As I said earlier, I've decided to CTB. Not because my life is bad, because it kinda isn't, not because I'm sad nor traumatized. I've decided to go through with it because I'm disinterested, a lot. There is nothing that really keeps me here, overall this reality is shitty to me, nothing ever really happens ( :D ) and from my perspective, this is just some basic level shit that serves as some factory of basic consciousnesses (If you want I can tell you more about these concepts, just ask me, if not I'm taking it all to the grave lol) so imagine my level of detachment from this life.

I know that people here are listing cutting as not viable way to CTB, but I've decided to use scalpel, knife and scissors (maybe pincers are better term) to cut my carotid artery and keep it that way so I can bleed out in peace. I know I know, I won't be able to damage my body that way, survival instincts are real etc. But bear with me, I've used enough knives and other sharp cutty-cutters to operate them on quite decent level, I've cut enough flesh to know how it feels, and I've damage my body enough times to actually hope to go through with it when push comes to shove.

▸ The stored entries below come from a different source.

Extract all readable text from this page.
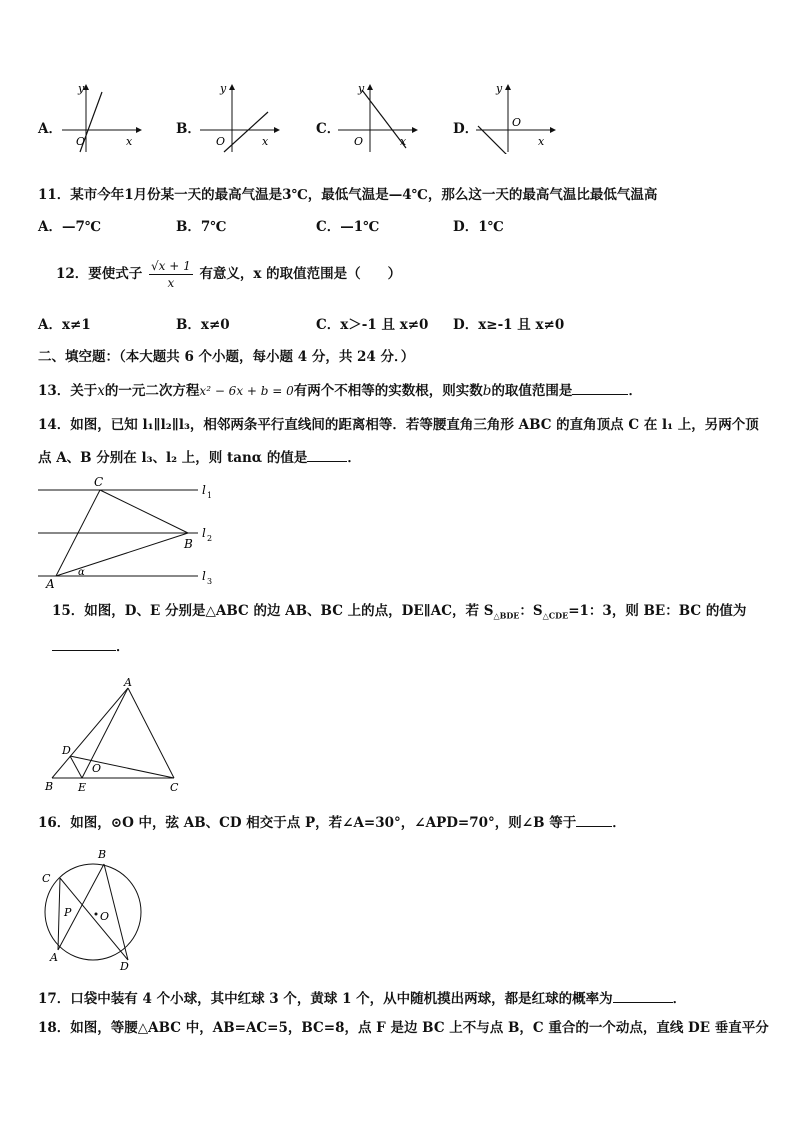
A．
y
x
O
B．
y
x
O
C．
y
x
O
D．
y
x
O
11．某市今年1月份某一天的最高气温是3℃，最低气温是—4℃，那么这一天的最高气温比最低气温高
A．—7℃	B．7℃	C．—1℃	D．1℃
12．要使式子 $\frac{√x + 1}{x}$ 有意义，x 的取值范围是（　　）
A．x≠1	B．x≠0	C．x＞-1 且 x≠0 D．x≥-1 且 x≠0
二、填空题：（本大题共 6 个小题，每小题 4 分，共 24 分．）
13．关于x的一元二次方程x² − 6x + b = 0有两个不相等的实数根，则实数b的取值范围是	．
14．如图，已知 l₁∥l₂∥l₃，相邻两条平行直线间的距离相等．若等腰直角三角形 ABC 的直角顶点 C 在 l₁ 上，另两个顶
点 A、B 分别在 l₃、l₂ 上，则 tanα 的值是	．
C
B
A
α
l 1
l 2
l 3
15．如图，D、E 分别是△ABC 的边 AB、BC 上的点，DE∥AC，若 $S_{\triangle BDE}$：$S_{\triangle CDE}=1$：3，则 BE：BC 的值为
．
A
D
O
B E	C
16．如图，⊙O 中，弦 AB、CD 相交于点 P，若∠A=30°，∠APD=70°，则∠B 等于	．
B
C
P	O
A
D
17．口袋中装有 4 个小球，其中红球 3 个，黄球 1 个，从中随机摸出两球，都是红球的概率为	．
18．如图，等腰△ABC 中，AB=AC=5，BC=8，点 F 是边 BC 上不与点 B，C 重合的一个动点，直线 DE 垂直平分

I will be left alone for at least few hours at night, so no rescue here and I'm counting on increased efficiency by severing veins too.

I don't know when I will do it precisely, I know it will be pretty soon, I'm just waiting on the golden opportunity.

Yeah, also, why I want to go that way - I really want to have painful death, I want to leave this world same as I entered it - meaning, being fucking cut, the first time by drunk doctor that gave me pretty looking scar on my face since my first seconds in this fucked up reality lol, the second cut will be mine alone. Cheers!

Maybe I will comeback in some time to ramble some more. I wish you all a great day/night!